This article is written for those who want to get better at using price to earnings ratios (P/E ratios). We’ll show how you can use GP Strategies Corporation’s (NYSE:GPX) P/E ratio to inform your assessment of the investment opportunity. GP Strategies has a P/E ratio of 26.13, based on the last twelve months. In other words, at today’s prices, investors are paying $26.13 for every $1 in prior year profit.
How Do You Calculate A P/E Ratio?
The formula for price to earnings is:
Price to Earnings Ratio = Share Price ÷ Earnings per Share (EPS)
Or for GP Strategies:
P/E of 26.13 = $14.33 ÷ $0.55 (Based on the trailing twelve months to September 2018.)
Is A High P/E Ratio Good?
A higher P/E ratio means that buyers have to pay a higher price for each $1 the company has earned over the last year. That isn’t a good or a bad thing on its own, but a high P/E means that buyers have a higher opinion of the business’s prospects, relative to stocks with a lower P/E.
How Growth Rates Impact P/E Ratios
When earnings fall, the ‘E’ decreases, over time. That means unless the share price falls, the P/E will increase in a few years. A higher P/E should indicate the stock is expensive relative to others — and that may encourage shareholders to sell.
GP Strategies’s earnings per share fell by 54% in the last twelve months. And over the longer term (5 years) earnings per share have decreased 11% annually. This growth rate might warrant a below average P/E ratio.
How Does GP Strategies’s P/E Ratio Compare To Its Peers?

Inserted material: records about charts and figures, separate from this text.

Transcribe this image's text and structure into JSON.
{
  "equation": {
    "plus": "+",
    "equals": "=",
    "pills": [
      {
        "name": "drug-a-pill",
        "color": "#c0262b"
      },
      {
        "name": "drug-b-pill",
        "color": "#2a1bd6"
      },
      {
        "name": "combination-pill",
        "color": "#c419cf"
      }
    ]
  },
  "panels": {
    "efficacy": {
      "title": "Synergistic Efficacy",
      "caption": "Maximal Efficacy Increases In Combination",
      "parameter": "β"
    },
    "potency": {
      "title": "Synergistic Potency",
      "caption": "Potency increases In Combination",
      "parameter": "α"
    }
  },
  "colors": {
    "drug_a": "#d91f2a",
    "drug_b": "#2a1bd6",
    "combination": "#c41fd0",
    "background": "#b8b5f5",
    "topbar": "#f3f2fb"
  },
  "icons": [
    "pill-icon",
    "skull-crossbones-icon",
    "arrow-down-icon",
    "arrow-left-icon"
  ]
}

The P/E ratio essentially measures market expectations of a company. The image below shows that GP Strategies has a higher P/E than the average (23.3) P/E for companies in the professional services industry.

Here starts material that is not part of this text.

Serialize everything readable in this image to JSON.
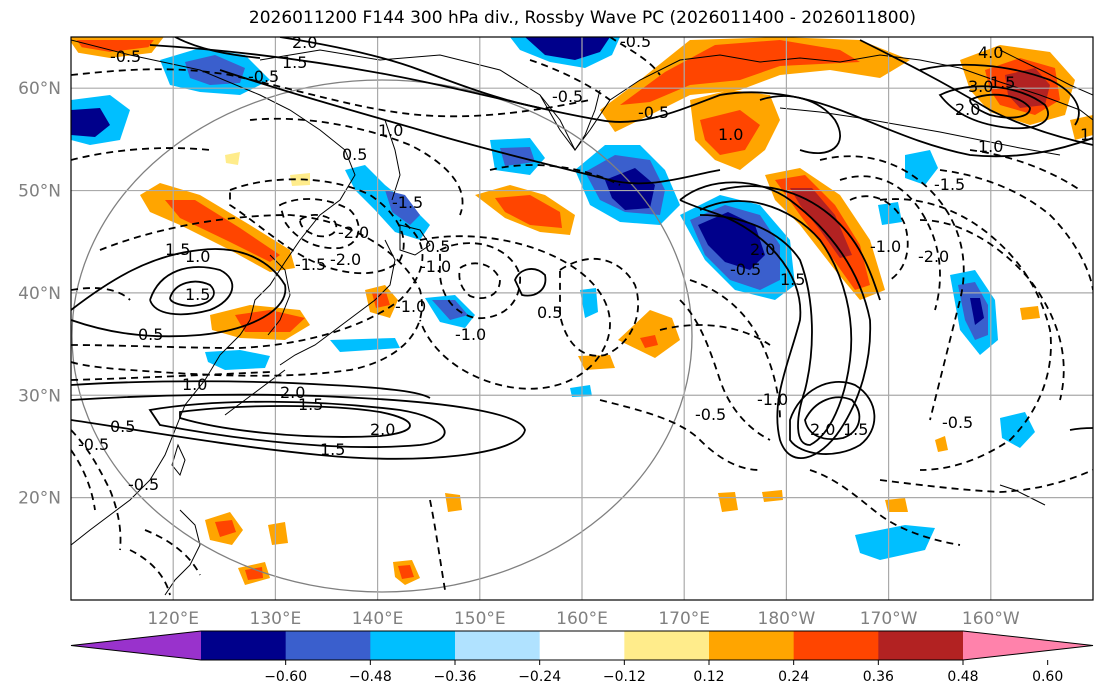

That means that the market expects GP Strategies will outperform other companies in its industry. The market is optimistic about the future, but that doesn’t guarantee future growth. So further research is always essential. I often monitor director buying and selling.
Remember: P/E Ratios Don’t Consider The Balance Sheet
The ‘Price’ in P/E reflects the market capitalization of the company. Thus, the metric does not reflect cash or debt held by the company. Hypothetically, a company could reduce its future P/E ratio by spending its cash (or taking on debt) to achieve higher earnings.
Spending on growth might be good or bad a few years later, but the point is that the P/E ratio does not account for the option (or lack thereof).
Is Debt Impacting GP Strategies’s P/E?
GP Strategies’s net debt is 40% of its market cap. If you want to compare its P/E ratio to other companies, you should absolutely keep in mind it has significant borrowings.
The Bottom Line On GP Strategies’s P/E Ratio
GP Strategies has a P/E of 26.1. That’s higher than the average in the US market, which is 17.6. With a bit of debt, but a lack of recent growth, it’s safe to say the market is expecting improved profit performance from the company, in the next few years.
Investors should be looking to buy stocks that the market is wrong about. If the reality for a company is better than it expects, you can make money by buying and holding for the long term. So this free report on the analyst consensus forecasts could help you make a master move on this stock.
But note: GP Strategies may not be the best stock to buy. So take a peek at this free list of interesting companies with strong recent earnings growth (and a P/E ratio below 20).
We aim to bring you long-term focused research analysis driven by fundamental data. Note that our analysis may not factor in the latest price-sensitive company announcements or qualitative material.
If you spot an error that warrants correction, please contact the editor at firstname.lastname@example.org. This article by Simply Wall St is general in nature. It does not constitute a recommendation to buy or sell any stock, and does not take account of your objectives, or your financial situation. Simply Wall St has no position in the stocks mentioned. Thank you for reading.